The positive impact of minimally invasive extracorporeal circuits (MiECC) on patient outcome is expected to be most evident in patients with limited physiologic reserves. Nevertheless, most studies have limited their use to low-risk patients undergoing myocardial revascularization. As such, there is little evidence to their benefit outside this patient population. We, therefore, set out to explore their potential benefit in octogenarians undergoing aortic valve replacement (AVR) with or without concomitant myocardial revascularization.
Based on the type of the utilized ECC, we performed a retrospective propensity score-matched comparison among all octogenarians (n = 218) who received a primary AVR with or without concomitant coronary artery bypass grafting in our institution between 2003 and 2010.
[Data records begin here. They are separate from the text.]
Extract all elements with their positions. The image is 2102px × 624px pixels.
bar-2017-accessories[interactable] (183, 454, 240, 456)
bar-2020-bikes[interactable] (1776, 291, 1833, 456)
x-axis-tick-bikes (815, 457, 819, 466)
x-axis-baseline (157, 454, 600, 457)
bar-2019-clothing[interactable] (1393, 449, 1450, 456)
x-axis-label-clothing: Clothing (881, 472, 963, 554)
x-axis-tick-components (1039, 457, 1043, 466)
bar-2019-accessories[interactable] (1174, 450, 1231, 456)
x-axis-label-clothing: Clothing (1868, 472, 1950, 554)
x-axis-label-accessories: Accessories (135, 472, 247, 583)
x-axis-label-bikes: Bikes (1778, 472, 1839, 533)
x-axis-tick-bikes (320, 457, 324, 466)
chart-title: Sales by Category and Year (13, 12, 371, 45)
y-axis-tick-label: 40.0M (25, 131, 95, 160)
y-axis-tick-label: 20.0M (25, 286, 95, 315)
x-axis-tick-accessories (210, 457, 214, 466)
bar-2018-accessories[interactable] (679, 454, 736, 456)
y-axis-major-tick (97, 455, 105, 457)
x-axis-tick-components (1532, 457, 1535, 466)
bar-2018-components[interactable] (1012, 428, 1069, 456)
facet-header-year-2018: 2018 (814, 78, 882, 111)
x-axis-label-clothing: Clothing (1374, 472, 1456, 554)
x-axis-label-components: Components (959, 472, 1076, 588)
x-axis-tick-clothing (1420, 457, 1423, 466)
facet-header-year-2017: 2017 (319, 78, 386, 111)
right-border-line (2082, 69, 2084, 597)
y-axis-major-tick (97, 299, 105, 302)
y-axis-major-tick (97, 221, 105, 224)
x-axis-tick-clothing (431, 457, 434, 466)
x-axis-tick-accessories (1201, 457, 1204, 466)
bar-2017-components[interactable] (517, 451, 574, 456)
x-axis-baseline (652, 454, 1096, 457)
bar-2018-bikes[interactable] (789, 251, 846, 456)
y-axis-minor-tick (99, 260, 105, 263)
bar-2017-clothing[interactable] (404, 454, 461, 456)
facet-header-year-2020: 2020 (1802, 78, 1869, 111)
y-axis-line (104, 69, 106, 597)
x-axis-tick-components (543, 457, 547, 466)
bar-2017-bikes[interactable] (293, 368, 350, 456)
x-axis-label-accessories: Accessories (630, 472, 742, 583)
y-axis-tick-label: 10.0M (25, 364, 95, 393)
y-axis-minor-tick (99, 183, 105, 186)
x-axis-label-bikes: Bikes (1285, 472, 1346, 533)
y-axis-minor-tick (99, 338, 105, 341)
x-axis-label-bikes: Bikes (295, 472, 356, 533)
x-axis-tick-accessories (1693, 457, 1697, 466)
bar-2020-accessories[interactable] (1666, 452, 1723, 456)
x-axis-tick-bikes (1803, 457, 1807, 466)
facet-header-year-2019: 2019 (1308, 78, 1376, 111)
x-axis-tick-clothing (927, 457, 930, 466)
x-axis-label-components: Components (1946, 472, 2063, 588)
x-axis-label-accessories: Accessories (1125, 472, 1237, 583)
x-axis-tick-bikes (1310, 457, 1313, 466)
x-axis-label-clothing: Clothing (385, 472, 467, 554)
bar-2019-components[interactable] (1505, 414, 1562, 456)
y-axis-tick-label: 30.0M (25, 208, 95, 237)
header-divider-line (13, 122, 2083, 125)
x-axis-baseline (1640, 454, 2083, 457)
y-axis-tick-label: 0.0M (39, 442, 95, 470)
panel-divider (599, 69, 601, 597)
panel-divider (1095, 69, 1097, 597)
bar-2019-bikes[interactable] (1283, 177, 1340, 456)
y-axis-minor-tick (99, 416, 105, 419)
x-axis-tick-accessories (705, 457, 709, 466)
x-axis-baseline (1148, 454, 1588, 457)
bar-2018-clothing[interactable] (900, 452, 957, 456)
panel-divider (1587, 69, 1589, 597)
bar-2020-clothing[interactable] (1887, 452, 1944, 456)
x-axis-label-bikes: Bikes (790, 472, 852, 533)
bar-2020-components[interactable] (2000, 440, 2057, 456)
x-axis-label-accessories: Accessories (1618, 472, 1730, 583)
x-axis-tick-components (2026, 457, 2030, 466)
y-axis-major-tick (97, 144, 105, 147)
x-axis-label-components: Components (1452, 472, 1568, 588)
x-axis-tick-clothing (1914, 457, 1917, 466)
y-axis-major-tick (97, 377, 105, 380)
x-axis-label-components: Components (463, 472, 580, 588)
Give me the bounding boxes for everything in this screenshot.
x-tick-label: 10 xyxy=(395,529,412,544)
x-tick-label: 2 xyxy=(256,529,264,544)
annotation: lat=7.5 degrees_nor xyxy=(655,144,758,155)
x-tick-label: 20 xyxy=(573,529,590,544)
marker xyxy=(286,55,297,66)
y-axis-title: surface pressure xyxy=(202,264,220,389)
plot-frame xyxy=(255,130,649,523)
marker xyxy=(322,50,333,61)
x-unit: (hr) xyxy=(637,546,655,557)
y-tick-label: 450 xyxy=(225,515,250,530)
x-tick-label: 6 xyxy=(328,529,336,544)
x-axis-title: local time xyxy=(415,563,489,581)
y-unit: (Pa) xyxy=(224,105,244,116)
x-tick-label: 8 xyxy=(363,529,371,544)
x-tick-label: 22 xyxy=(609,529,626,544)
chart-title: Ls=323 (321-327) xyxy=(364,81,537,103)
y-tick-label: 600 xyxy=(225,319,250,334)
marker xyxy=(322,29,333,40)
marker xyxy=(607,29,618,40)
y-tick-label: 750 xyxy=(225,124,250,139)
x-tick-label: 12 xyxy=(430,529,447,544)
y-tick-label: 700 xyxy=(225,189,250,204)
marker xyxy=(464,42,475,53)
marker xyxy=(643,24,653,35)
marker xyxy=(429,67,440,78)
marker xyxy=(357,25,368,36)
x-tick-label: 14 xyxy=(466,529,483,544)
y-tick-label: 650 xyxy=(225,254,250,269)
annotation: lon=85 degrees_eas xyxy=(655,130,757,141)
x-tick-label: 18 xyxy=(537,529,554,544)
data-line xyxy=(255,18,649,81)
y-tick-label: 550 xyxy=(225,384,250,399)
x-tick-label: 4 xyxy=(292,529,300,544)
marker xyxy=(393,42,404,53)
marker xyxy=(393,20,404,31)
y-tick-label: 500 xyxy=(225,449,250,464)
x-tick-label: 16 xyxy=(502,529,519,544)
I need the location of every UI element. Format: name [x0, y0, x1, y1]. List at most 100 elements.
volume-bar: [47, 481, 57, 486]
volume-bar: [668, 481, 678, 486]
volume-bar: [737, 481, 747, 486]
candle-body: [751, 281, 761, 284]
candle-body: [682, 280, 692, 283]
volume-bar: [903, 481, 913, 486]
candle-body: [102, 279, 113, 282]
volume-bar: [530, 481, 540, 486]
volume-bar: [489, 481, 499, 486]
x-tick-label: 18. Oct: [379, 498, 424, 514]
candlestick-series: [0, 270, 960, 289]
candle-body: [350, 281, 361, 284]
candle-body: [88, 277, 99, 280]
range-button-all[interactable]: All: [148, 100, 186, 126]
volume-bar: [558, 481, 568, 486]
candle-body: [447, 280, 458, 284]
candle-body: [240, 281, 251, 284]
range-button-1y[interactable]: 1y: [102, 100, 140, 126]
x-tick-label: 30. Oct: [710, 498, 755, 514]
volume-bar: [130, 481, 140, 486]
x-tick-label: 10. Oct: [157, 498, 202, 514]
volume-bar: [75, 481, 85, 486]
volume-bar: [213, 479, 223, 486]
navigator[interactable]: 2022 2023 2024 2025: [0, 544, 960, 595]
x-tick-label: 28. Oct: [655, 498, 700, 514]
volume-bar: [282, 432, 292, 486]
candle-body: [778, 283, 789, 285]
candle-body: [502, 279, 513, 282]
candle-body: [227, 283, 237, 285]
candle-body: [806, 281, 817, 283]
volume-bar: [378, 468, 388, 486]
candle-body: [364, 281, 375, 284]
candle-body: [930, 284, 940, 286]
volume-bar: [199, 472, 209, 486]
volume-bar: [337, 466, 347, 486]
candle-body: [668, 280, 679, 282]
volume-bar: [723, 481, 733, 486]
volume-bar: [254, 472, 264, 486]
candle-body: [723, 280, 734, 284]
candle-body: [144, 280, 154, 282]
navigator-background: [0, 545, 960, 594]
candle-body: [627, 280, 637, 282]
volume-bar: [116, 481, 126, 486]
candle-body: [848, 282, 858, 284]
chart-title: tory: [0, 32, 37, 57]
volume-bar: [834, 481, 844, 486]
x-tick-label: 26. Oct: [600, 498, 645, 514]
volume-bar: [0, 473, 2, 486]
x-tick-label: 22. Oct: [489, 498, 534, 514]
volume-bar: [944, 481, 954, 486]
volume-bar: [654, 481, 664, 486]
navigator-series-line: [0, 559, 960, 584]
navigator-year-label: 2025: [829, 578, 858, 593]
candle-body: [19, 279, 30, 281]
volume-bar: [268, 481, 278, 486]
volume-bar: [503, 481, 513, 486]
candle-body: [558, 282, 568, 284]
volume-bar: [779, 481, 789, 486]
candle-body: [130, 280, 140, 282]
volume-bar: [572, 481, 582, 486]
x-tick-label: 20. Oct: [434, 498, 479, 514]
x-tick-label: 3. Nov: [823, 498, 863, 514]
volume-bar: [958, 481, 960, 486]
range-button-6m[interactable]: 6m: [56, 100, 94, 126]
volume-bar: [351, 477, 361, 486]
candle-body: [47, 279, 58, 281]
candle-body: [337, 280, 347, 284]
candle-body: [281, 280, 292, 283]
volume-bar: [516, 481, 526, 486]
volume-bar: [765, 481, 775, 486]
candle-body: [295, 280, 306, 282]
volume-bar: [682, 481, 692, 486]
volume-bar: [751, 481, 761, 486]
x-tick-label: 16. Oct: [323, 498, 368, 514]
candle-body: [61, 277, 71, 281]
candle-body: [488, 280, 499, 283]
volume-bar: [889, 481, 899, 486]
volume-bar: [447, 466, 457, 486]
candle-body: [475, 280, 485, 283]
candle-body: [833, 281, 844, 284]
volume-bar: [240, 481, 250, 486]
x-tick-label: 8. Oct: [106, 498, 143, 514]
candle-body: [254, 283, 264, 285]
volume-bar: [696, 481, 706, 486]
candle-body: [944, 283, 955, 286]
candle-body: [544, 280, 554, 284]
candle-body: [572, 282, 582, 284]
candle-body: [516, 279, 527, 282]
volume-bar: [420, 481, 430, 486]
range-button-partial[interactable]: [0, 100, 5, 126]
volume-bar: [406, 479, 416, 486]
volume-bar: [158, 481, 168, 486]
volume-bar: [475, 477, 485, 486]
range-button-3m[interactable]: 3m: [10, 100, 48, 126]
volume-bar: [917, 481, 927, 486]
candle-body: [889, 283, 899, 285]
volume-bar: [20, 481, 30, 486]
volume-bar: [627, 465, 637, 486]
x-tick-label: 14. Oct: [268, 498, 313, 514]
A MiECC was utilized in 32% of the patients. The propensity score matching yielded 52 matched pairs. The 30-day postoperative mortality (2% vs. 10%; p=0.2), the incidence of low cardiac output (0% vs. 6%; p=0.2) and the Intensive Care Unit (ICU) stay (2.5 ± 2.6 vs. 3.8 ± 4.7 days; p=0.06) were all in favour of the MiECC group, but failed to reach statistical significance while the 90-day postoperative mortality did (2% vs. 16%; p=0.02).
MiECCs have a positive influence on the outcome of octogenarians undergoing AVR with or without concomitant coronary artery bypass grafting. Their use should, therefore, be extended beyond isolated coronary artery bypass graft (CABG) surgery.